Why Do We Need MOE?¶
MOE is designed for optimizing a system’s parameters, when evaluating parameters is time-consuming or expensive, the objective function is a black box and not necessarily concave or convex, derivatives are unavailable, and we wish to find a global optimum, rather than a local one.
Finding an optimum in these situations manually is very difficult, because the number of possible sets of parameters to try can be so large, and the time required for each parameter evaluation makes it difficult to maintain focus over the required period of time. Difficulties are compounded when the number of parameters being optimized over grows larger than two or three, making it difficult to visualize how the objective function varies with the parameters.
Using a simple hill-climbing method is also difficult because the lack of convexity means that there can be many local hills and valleys, causing such methods to get stuck in a local optimum. Moreover, the lack of availability of derivatives means that just finding a direction of improvement to implement a hill-climbing approach can require many function evaluations.
One can use a heuristic optimization method like a genetic algorithm or simulated annealing, but these require parameters of their own to be set for them to work well, and many heuristics need to evaluate the objective function thousands or tens of thousands of times before finding an approximate optimum, which is infeasible when objective function evaluations are expensive.
All of these problems just get worse the more expensive or time-consuming our objective function becomes.
Many optimization methods exist for different types of problems:
- If derivative information is available and the system is noise-free and only a local optima is desired then a hill climbing algorithm like Gradient Descent can be used, or depending on the properties of the system one can use Conjugate Gradient. If the system is noisy a method like Stochastic Gradient Descent can be used. MOE uses Stochastic Gradient Descent internally when finding the next point(s) of highest Expected Improvement (EI) of the Gaussian Process.

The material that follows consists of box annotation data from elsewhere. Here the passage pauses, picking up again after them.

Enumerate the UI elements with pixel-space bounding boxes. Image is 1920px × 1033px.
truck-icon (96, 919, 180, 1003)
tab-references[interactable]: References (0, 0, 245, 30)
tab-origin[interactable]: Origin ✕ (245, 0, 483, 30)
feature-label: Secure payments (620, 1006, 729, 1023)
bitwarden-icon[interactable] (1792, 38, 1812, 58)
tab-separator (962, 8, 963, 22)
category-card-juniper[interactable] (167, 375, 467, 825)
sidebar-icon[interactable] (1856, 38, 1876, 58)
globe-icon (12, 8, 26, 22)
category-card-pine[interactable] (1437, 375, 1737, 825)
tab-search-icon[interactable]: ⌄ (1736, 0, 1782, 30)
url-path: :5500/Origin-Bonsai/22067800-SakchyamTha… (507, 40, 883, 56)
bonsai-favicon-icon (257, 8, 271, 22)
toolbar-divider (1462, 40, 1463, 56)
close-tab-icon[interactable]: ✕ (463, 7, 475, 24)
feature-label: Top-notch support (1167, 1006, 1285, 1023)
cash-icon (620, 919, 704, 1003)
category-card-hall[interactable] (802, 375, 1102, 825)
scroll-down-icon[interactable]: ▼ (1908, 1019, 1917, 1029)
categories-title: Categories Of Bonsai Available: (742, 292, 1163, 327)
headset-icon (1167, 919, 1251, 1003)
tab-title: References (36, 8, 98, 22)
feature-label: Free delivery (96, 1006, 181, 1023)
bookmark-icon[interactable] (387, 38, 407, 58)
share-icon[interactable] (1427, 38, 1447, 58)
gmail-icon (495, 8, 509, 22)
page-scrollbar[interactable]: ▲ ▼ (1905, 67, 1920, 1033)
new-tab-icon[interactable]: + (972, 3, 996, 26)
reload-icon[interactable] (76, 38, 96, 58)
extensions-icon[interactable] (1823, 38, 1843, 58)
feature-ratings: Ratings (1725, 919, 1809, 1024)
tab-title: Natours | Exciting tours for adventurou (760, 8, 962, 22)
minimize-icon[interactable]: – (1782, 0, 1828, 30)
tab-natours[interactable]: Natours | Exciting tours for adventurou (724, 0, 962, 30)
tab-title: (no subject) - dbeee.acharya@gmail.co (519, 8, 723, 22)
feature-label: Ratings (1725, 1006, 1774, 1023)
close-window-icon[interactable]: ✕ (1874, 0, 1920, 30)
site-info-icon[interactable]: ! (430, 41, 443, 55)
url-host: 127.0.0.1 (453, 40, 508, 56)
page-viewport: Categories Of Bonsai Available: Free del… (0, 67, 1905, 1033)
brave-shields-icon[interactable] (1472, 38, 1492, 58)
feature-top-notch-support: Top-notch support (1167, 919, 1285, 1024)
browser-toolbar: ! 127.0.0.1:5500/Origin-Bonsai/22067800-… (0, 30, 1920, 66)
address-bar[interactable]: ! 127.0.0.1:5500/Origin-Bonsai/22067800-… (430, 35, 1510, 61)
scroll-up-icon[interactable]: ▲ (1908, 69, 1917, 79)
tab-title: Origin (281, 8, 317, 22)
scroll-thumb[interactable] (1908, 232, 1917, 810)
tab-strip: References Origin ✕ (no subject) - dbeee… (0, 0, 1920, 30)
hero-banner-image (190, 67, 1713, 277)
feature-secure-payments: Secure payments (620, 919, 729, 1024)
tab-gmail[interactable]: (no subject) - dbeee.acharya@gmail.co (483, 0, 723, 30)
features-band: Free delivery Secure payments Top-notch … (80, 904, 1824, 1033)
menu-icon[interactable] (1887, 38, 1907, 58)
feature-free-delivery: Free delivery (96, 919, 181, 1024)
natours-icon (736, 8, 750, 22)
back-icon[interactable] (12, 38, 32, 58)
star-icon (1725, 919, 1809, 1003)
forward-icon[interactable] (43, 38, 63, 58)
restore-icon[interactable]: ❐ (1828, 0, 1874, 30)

- If function evaluation is inexpensive and not time-consuming and a local optima is desired without derivative information then a method that approximates derivates can be used like BFGS, or a method that requires no derivatives like Powell’s method or the Nelder-Mead method.
- If function evaluation is inexpensive and not time-consuming and a global optima is desired without derivative information then a method like simulated annealing, particle swarm optimization, or a genetic algorithm can be used. Note that these methods can take many more function evaluations than other listed methods to find an optima.
There are many optimization software packages that help solve these different problems:
- Many of the optimization methods listed above are implemented in numerical packages like scipy.optimize.
- DiceOptim implements many similar methods to MOE, including Expected Improvement optimization using Gaussian Processes in R.
- space implements the Efficient Global Optimization (EGO) method in C++.
- spearmint and bayesopt are both implementations of Bayesian Global Optimization and similar methods.
- OpenTuner is a package that combines many different methods and finds global optima when evaluation is inexpensive and not time-consuming.
- hyperopt is a package for optimizing hyperparameters that uses grid search and the Tree of Parzen Estimators method.